AGENDA CULTURAL

10.11.06

Motéis filosóficos

Hélio Consolaro

Tudo era muito escondido. A mulher escondia sua forma, seus contornos. Usavam-se vestidos longos. Debaixo dos panos, escondiam-se corpos esculturais e também cada pipa de vinho...

Não estou falando dos índios encontrados no Brasil pela esquadra de Pedro Álvares Cabral, que andavam todos peladões, como conta a carta de Pero Vaz de Caminha. Escrevo sobre o mundo ocidental, coberto de hipocrisias.

No mundo cristão, o corpo da mulher foi ganhando corpo, perdendo roupa. Calça comprida, minissaia, maiô, biquíni, topless. Atualmente, elas mostram o cofrinho com suas calças baixas. Nem todas, claro, apenas as jovens e as mais atrevidas. Há cada bundão saltando das calças...

Dessa forma, queimam-se etapas. Em vez de o homem conquistar a mulher, para depois encher a mão e sentir o tamanho da maçã, o produto já está à mostra. Com testa grande ou bem miudinha. Quem sabe se assim os namoros terão um caráter mais metafísico, surgindo os motéis filosóficos.

Sexo e filosofia combinam bem, pelo menos esta poderá tirar o animalesco daquele. Mas quem quer deixar de ser animal naquela hora medonha, fera indômita numa cama de motel? Todos querem grunhir.

Enquanto se tira a roupa, discute-se Sócrates. Entre um carinho e outro, Platão. Se a conversa cair na lógica, recorre-se a Aristóteles. Na hora de violar regras, Marcuse. Durante os gritos, Nietzsche. Na hora da lassidão, Schopenhauer. Ao pagar a conta do motel, chama-se Karl Marx.

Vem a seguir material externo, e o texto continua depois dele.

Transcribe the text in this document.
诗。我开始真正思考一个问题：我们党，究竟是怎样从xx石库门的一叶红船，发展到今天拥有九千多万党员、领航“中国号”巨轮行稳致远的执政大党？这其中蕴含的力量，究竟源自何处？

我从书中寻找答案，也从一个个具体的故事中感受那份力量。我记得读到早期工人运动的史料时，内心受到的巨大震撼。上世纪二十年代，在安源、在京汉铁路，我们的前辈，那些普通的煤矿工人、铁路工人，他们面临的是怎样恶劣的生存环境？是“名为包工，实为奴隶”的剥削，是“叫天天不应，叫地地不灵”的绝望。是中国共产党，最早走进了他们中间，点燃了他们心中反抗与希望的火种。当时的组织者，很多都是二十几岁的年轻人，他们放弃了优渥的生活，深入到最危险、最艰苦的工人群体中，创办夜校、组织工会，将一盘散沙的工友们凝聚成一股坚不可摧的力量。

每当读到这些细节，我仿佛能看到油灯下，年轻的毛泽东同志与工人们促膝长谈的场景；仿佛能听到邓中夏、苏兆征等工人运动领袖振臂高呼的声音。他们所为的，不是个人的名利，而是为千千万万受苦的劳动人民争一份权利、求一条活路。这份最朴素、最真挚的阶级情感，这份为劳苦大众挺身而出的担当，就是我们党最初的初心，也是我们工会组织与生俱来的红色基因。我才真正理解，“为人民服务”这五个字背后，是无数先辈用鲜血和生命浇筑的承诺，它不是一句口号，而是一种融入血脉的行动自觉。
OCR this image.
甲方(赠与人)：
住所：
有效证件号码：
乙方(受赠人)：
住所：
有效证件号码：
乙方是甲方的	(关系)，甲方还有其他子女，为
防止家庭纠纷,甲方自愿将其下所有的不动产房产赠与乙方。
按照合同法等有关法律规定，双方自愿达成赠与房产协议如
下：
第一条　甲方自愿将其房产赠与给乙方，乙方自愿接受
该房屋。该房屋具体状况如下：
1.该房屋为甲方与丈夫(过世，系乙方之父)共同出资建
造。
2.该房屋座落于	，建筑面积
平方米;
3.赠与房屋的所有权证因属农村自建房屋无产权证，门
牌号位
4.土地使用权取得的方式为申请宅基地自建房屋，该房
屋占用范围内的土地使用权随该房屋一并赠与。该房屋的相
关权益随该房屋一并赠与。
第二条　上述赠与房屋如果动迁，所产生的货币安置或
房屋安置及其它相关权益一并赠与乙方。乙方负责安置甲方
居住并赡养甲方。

Esse croniqueiro domina a filosofia do cotidiano, que algumas chamam de auto-ajuda, na tentativa de desqualificá-la. Esse Consa não manja nada da filosofia acadêmica, toda calçada de salto alto.

- As mulheres realmente estão ousando demais. – dirá a puritana da esquina, mas que deseja ardentemente o cunhado.

- Como? Deixar que a roupa mostre o contorno da perseguida! Com aquela roupa colante, deixando tudo à mostra! A testa e a fenda da caverna! – esbravejou a vovó.

-Ainda bem que usamos hábitos, roupas medievais! – gritou a madre superiora.

O nome “perseguida” dado à vagina está démodé. O tempo em que os homens perseguiam as mulheres já foi, agora as perseguidoras são elas. E de vez quando têm uma decepção: o cara encontrado come a mesma fruta. As mulheres estão com saudade do tempo em que existiam homens tarados.

Confesso, caro leitor, que prefiro o corpo descoberto. Aos poucos os índios vão tirando a roupa que foi posta pelos portugueses indevidamente. Cada vez mais o corpo fala, mostra-se com toda a sua eloqüência num strip-tease histórico, a cada ano cai uma peça.